If the authors want to specify in the abstract the number of animals used, they could simply add “(N = 7)” in the text.
- Page 3, Table 1: The size of the tumours would be more useful for future readers if it were indicated what day after inoculation they refer to.
If the authors have this information, I suggest adding a graph with the growth curves of the two tumour models.
- Page 6, Table 3: Authors should indicate the meaning of the second column of the Table. Reading the rest of the work it is understood that some mice were given pyruvate injection twice and some information was excluded as discussed on page 10 (line 359-365), but this information should be provided in a more usable way for future readers.
- Page 9, line 293: In what are the cells resuspended for injection? PBS, RPMI, other?
- Page 9, line 322: Which criterion was used to establish that the sampling of the blood occurred 30 min after the injection of HP pyruvate?
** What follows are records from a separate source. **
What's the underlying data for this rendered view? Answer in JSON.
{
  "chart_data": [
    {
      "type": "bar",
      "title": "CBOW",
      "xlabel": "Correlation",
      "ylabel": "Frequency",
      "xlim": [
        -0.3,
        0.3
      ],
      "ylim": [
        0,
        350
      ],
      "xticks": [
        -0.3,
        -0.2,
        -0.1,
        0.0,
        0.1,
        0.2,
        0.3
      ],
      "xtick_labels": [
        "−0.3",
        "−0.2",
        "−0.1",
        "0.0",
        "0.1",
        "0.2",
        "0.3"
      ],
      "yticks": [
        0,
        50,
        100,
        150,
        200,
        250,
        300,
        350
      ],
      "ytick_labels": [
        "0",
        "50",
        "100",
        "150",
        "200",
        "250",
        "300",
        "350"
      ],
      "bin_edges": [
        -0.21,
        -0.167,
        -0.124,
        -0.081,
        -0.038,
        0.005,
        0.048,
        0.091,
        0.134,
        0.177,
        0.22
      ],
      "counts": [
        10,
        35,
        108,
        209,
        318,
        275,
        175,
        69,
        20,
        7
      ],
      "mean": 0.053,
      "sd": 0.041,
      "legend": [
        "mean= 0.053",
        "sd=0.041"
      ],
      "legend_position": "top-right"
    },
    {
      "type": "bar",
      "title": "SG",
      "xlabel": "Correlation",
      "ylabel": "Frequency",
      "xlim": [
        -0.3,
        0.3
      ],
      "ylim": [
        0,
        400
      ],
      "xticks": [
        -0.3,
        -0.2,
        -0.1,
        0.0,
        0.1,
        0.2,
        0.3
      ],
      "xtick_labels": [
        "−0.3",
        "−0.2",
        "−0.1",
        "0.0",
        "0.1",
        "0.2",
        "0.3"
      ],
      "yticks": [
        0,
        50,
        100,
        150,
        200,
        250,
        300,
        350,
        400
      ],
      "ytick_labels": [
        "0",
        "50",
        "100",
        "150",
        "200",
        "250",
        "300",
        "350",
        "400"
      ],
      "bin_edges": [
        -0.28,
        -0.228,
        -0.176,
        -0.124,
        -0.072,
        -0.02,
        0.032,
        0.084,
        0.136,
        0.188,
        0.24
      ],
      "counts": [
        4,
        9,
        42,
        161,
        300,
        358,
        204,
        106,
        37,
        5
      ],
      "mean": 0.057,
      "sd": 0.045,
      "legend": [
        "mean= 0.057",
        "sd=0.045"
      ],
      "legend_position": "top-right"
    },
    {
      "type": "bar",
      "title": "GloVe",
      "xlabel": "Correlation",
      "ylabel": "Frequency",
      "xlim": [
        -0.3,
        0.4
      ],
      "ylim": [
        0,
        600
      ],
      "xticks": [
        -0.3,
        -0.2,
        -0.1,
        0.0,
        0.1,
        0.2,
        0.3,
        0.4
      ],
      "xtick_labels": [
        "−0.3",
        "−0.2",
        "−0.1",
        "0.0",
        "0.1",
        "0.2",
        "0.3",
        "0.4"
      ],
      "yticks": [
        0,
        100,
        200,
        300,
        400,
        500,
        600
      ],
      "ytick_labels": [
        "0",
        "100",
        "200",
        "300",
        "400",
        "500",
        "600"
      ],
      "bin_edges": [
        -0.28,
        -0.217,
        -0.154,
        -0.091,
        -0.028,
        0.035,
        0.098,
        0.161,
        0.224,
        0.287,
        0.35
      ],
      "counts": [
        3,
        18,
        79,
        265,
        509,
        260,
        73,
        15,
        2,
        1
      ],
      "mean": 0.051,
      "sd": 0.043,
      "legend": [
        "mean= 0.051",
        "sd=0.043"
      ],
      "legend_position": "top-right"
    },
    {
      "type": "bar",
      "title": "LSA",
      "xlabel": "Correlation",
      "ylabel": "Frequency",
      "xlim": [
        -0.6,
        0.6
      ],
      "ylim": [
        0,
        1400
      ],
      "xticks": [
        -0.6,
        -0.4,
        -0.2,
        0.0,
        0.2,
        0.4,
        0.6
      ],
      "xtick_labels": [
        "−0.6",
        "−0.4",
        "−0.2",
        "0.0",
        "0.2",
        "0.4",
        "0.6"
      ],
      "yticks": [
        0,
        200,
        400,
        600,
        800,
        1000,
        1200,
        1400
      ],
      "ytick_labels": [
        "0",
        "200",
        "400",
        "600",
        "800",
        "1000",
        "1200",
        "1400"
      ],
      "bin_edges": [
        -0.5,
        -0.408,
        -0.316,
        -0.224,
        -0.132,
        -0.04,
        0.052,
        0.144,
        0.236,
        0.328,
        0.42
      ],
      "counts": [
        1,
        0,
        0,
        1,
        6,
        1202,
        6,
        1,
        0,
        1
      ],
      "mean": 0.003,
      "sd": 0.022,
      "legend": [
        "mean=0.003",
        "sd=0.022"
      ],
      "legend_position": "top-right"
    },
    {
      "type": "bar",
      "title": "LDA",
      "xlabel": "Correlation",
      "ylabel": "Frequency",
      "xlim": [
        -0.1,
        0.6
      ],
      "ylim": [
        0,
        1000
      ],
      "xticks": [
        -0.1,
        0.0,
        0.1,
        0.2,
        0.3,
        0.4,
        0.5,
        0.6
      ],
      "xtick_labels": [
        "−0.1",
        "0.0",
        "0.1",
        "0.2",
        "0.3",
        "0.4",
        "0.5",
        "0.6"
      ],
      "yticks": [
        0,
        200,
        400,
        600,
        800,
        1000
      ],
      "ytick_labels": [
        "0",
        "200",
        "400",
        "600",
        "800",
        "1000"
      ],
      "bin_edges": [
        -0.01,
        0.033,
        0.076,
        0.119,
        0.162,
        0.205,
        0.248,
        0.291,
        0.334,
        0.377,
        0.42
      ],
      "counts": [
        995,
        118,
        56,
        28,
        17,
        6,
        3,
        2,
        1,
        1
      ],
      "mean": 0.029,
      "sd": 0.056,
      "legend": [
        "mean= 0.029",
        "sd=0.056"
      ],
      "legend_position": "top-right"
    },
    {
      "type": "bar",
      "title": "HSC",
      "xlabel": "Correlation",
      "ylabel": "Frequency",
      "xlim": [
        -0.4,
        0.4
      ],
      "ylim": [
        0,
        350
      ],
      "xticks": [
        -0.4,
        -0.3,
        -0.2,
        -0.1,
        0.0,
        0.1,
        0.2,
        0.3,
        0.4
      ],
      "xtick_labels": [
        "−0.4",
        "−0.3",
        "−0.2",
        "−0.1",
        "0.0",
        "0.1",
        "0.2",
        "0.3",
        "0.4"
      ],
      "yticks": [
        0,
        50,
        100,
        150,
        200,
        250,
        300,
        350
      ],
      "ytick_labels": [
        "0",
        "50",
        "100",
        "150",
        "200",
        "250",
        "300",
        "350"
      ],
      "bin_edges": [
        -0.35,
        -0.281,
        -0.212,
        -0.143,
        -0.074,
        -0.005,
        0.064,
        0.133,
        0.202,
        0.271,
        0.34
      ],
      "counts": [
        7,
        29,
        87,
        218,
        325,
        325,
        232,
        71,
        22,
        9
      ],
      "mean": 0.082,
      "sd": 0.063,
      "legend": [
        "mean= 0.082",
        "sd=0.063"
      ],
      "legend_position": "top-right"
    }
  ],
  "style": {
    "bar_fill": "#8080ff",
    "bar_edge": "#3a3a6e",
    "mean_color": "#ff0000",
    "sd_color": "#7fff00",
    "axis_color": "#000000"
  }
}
Is this just the time it takes to finish the imaging study?
- Page 14, Table A1: In my opinion, it would be more interesting to show the values ​​for the two tumour models separately, even if they do not show a significant difference.
Author Response
Thank you for the considered and thorough assessment of our work. Please find attached responses to Reviewer 2.
Author Response File: Author Response.docx
Round 2
Reviewer 1 Report
The authors have provided responses to my previous questions. I would encourage them to tone down their findings in the discussion and discuss the limitations of their methods. More specifically that they can not rule out any of the other mechanisms given as they can't really measure them with sufficient accuracy. Additionally they did not modulate any of those parameters and therefore can't actually say which governs the changes in lactate they observe.